Product Context
ShopSphere is a global e-commerce marketplace. During checkout, every payment attempt must be scored in real time to decide whether to approve, step-up authenticate, or block the transaction; downtime or bad predictions directly impact revenue and fraud losses.
Scale
| Signal | Value |
|---|
| DAU | 45M shoppers |
| Peak checkout QPS | 28K payment attempts/sec |
| Average QPS | 9K/sec |
| Merchants | 1.2M |
| Active cards / payment instruments | 180M |
| Historical transactions for training | 9B over 24 months |
| End-to-end decision latency budget (p99) | 120ms |
| Availability target | 99.99% |
Task
Design a highly available ML system for checkout risk scoring. Your design should address both prediction quality and graceful degradation when dependencies fail.
- Clarify the product objective, decision actions, and error costs (false approve vs false decline).
- Propose an end-to-end architecture covering feature generation, candidate policy evaluation, ML scoring, and final decisioning.
- Define the online and offline paths: training data, feature store, model training cadence, deployment, and rollback.
- Explain how you would meet strict availability and latency requirements across regions while avoiding training-serving skew.
- Define offline and online evaluation, including business guardrails and segment-level monitoring.
- Identify major failure modes, especially dependency outages, feature drift, stale features, and model degradation during traffic spikes.
Constraints
- The service is in the critical path of checkout: if it is unavailable, carts are abandoned within seconds.

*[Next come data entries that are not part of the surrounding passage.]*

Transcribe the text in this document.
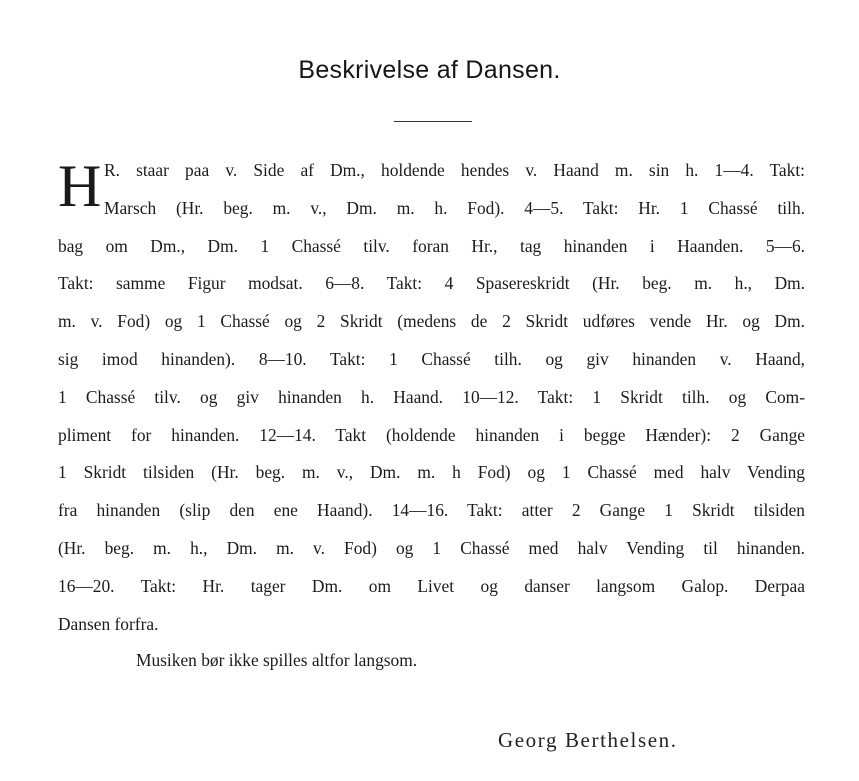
Beskrivelse af Dansen.
H R. staar paa v. Side af Dm., holdende hendes v. Haand m. sin h. 1—4. Takt:
Marsch (Hr. beg. m. v., Dm. m. h. Fod). 4—5. Takt: Hr. 1 Chassé tilh.
bag om Dm., Dm. 1 Chassé tilv. foran Hr., tag hinanden i Haanden. 5—6.
Takt: samme Figur modsat. 6—8. Takt: 4 Spasereskridt (Hr. beg. m. h., Dm.
m. v. Fod) og 1 Chassé og 2 Skridt (medens de 2 Skridt udføres vende Hr. og Dm.
sig imod hinanden). 8—10. Takt: 1 Chassé tilh. og giv hinanden v. Haand,
1 Chassé tilv. og giv hinanden h. Haand. 10—12. Takt: 1 Skridt tilh. og Com-
pliment for hinanden. 12—14. Takt (holdende hinanden i begge Hænder): 2 Gange
1 Skridt tilsiden (Hr. beg. m. v., Dm. m. h Fod) og 1 Chassé med halv Vending
fra hinanden (slip den ene Haand). 14—16. Takt: atter 2 Gange 1 Skridt tilsiden
(Hr. beg. m. h., Dm. m. v. Fod) og 1 Chassé med halv Vending til hinanden.
16—20. Takt: Hr. tager Dm. om Livet og danser langsom Galop. Derpaa
Dansen forfra.
Musiken bør ikke spilles altfor langsom.
Georg Berthelsen.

- Some labels are delayed: confirmed fraud may arrive days to weeks later via chargebacks.
- Regulatory and audit requirements require explainable decisions and immutable decision logs.
- Cross-border traffic creates feature sparsity and cold-start for new merchants, devices, and payment instruments.
- Cost matters: the online path must primarily run on CPU, with limited room for expensive deep models.